Hugo offered multiple proposed versioning schemes, including:

  • Using the release year as minor version (3.YY.micro, "3.26.0")
  • Using the release year as major version (YY.0.micro, "26.0.0")
  • Using the release year and month as major and minor version (YY.MM.micro, "26.10.0")

There were discussions about other options beyond these amongst attendees.

Thomas Wouters, release manager for 3.12 and 3.13, questioned the value-add for adopting a new versioning system. Thomas noted that while the current system is confusing, changing the system in any way also adds confusion for users. Hugo responded that clarity, especially support for security fix and end-of-life dates, was the biggest motivation.

Barry Warsaw wondered if there was a way to test potential new versioning scheme ahead of time to find potential problems. Hugo referenced the deadsnakes project which builds distributions of CPython for Ubuntu. The deadsnakes project previously created a build of Python 3.9 that modified the version to be "3.10" to help discover breakages in projects assuming a single-digit minor version. Hugo also had experience using static code analysis to find other version assumptions in Python projects.

"Python 3 is a brand at this point, and we should stick to it" said Guido van Rossum after sharing concerns that changes to the major version would break the ecosystem more than changes to the minor version. Others voiced concerns about changing the major version "3" including in the "python3" binary and for packaging such as "abi3" tag.

Carol Willing noted that many projects are relying on Python's versioning system and already have those versions "baked in" to warnings in existing releases. Hugo confirmed this is a problem, including Python itself, which had a few deprecation warnings and messages that reference future Python versions like 3.15. Hugo's plan would be to update these versions for Python, give plenty of time before the new versioning scheme took affect.

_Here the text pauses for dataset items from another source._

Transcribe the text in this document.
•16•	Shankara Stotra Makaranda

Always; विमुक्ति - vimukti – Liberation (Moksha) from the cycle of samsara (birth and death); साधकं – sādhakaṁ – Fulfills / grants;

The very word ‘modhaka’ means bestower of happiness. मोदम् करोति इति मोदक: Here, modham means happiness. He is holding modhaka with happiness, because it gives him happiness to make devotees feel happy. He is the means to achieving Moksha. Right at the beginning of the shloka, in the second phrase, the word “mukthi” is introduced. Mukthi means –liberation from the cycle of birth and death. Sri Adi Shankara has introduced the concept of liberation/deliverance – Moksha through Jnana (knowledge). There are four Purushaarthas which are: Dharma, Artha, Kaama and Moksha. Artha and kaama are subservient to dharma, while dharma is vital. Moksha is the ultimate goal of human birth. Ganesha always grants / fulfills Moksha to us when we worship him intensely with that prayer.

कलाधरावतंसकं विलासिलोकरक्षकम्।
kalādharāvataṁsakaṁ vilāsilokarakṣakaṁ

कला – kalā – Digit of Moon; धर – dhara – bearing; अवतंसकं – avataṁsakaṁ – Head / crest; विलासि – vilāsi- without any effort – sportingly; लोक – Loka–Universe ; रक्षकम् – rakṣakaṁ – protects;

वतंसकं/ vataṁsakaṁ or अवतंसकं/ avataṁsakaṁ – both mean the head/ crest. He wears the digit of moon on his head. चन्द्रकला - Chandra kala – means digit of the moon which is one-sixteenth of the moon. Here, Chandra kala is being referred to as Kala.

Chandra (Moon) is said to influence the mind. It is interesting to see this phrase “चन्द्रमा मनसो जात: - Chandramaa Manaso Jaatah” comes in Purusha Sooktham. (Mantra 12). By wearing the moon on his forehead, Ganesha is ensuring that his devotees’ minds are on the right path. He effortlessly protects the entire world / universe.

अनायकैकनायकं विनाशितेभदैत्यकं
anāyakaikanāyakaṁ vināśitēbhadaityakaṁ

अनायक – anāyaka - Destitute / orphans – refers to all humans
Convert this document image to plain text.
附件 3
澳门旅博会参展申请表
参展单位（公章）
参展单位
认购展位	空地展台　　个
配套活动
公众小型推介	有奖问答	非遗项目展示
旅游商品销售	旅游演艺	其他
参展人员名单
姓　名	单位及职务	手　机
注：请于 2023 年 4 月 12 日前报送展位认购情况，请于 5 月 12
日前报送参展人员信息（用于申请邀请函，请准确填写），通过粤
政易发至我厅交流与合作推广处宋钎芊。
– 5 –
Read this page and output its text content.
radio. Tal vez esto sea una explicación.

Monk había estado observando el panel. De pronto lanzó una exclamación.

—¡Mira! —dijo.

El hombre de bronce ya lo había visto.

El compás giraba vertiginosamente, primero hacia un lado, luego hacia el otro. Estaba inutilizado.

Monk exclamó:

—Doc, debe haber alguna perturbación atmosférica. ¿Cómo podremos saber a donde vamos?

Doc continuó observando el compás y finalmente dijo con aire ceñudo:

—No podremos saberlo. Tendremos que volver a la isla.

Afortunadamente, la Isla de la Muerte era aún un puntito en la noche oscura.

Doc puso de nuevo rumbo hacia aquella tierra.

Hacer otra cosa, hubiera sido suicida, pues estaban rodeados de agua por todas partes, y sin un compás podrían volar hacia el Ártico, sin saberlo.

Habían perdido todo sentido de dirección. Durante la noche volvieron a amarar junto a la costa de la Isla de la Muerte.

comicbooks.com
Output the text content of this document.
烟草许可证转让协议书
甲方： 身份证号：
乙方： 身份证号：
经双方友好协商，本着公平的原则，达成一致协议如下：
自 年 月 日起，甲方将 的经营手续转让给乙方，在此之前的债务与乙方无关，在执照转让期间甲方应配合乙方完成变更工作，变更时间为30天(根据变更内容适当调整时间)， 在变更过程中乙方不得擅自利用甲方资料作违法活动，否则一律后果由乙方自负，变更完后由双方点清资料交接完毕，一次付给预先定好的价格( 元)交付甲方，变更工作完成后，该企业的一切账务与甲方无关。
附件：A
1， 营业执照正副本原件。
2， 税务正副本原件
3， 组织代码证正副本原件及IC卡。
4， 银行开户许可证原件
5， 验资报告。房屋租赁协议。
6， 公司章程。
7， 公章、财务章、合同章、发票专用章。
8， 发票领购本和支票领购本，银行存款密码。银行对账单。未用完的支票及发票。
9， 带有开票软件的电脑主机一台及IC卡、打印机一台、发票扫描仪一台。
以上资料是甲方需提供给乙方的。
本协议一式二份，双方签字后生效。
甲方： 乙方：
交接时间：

Donghee Na offered up Rust's use of "yearly editions" in the branding of their releases, where the version number is completely separate from the branding of the release. Hugo was concerned that this would add another layer of confusion and would mostly repeat information already found in the release schedule.

Overall the proposal to use the current year as the minor version was well-received, Hugo mentioned that he'd be drafting up a PEP for this change.

Carl Meyer cautioned against making any changes to the version scheme before 2026 in order to preserve the 3.14 "π"-thon release which received approval and laughter from the room. Sounds like whatever happens we'll get to have our pie and eat it too. 🥧